I don't want to go through the additional trouble of setting up a testing tracker when it's not needed.
So here's my idea: Commission a fairly informal group of bug testers with two main objectives:
Make detailed reportsThis is pretty obvious, and pretty simple to do actually; make a page of your usual computer set up and stick it on a page somewhere. Get used to taking screenshots and an image editting program, and figure out some way to upload images quickly and easily. If you can, FRED a mission to examine the whatever-it-is in more detail.
The point of the detailed results is to make the problem reproducable for anyone using it.
Break stuffThis is why QA gets paid. When a coder posts a new build, it's usually because it's got a new feature, or feature(s).
These need to be broken. How? Purposely do weird stuff. Stress-test the feature. If it lets you put in a numerical value that should be positive, try negative numbers. Try the feature every which way you can.
But all in all, what really needs to be done is for the feature to be used and tested, right then, before it's a couple months later and everyone's moved on.
This is also a great way to learn how to mod through experimentation, because whatever you do wrong is only helping; if it's an understandable mistake, it should be documented and fixed.
It's not necessary for every individual to bugtest every build; if there were only three people bugtesting, one doing the first of every three builds, the next doing the second of every three builds, the third doing the third, but each tested every feature thoroughly, the quality of fs2_open would leap dramatically.

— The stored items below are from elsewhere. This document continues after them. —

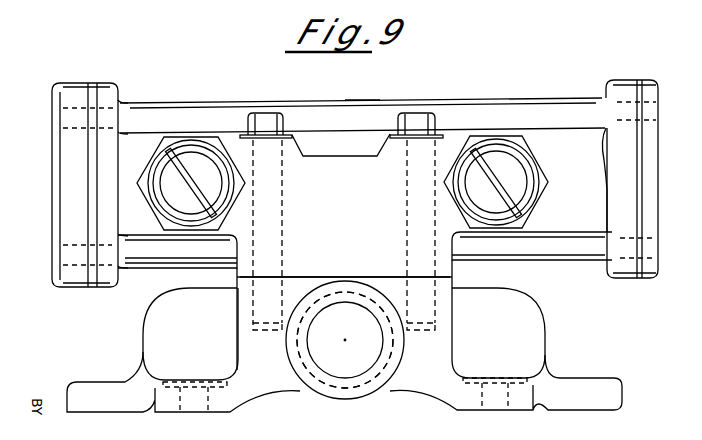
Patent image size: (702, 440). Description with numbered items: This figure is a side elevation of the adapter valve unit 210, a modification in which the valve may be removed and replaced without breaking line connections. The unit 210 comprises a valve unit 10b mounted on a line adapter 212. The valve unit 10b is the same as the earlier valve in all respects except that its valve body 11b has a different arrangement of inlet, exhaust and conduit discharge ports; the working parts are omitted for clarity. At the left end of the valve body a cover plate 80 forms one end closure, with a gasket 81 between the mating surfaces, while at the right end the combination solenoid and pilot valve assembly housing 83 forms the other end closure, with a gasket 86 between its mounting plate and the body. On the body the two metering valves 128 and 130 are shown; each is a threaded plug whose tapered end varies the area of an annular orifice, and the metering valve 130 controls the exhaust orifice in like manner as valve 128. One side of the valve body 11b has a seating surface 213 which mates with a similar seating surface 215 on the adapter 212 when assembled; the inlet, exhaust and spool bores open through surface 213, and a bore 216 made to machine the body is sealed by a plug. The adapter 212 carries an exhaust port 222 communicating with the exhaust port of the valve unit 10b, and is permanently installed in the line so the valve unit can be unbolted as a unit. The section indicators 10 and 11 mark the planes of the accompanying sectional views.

The valve unit 10b is at (540, 94).
The valve body 11b is at (361, 112).
The cover plate 80 is at (68, 288).
The gasket 81 is at (93, 287).
The solenoid and pilot valve assembly housing 83 is at (649, 78).
The gasket 86 is at (639, 80).
The metering valve 128 is at (187, 235).
The metering valve 130 is at (534, 157).
The adapter valve unit 210 is at (535, 274).
The line adapter 212 is at (548, 343).
The seating surface 213 is at (299, 282).
The seating surface 215 is at (347, 279).
The exhaust port 222 is at (357, 363).
The bore 216 is at (690, 439).
The section line 10- 10 is at (358, 85).
The section line 11- 11 is at (68, 188).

Another thing that could be done is, while some testers were doing the rotating thing, other testers tried to break values in various tables and detailed what worked and what didn't. (This would be things like trying a ship name that's too long, an afterburner image that doesn't exist, ridiculously high values, etc). Invalid table values that crash FS2 are usually notoriously easy to fix, but make things much more moddable because you can quickly throw in a warning telling the modder what exactly went wrong, rather than insulting their mother and popping up an opton to tell Microsoft about it (Or whatever their particular OS does to tell them it crashed)
So, thoughts? Anyone still interested in volunteering?

Inqui, is there any chance of getting a tester-only QA forum set up on indiegames?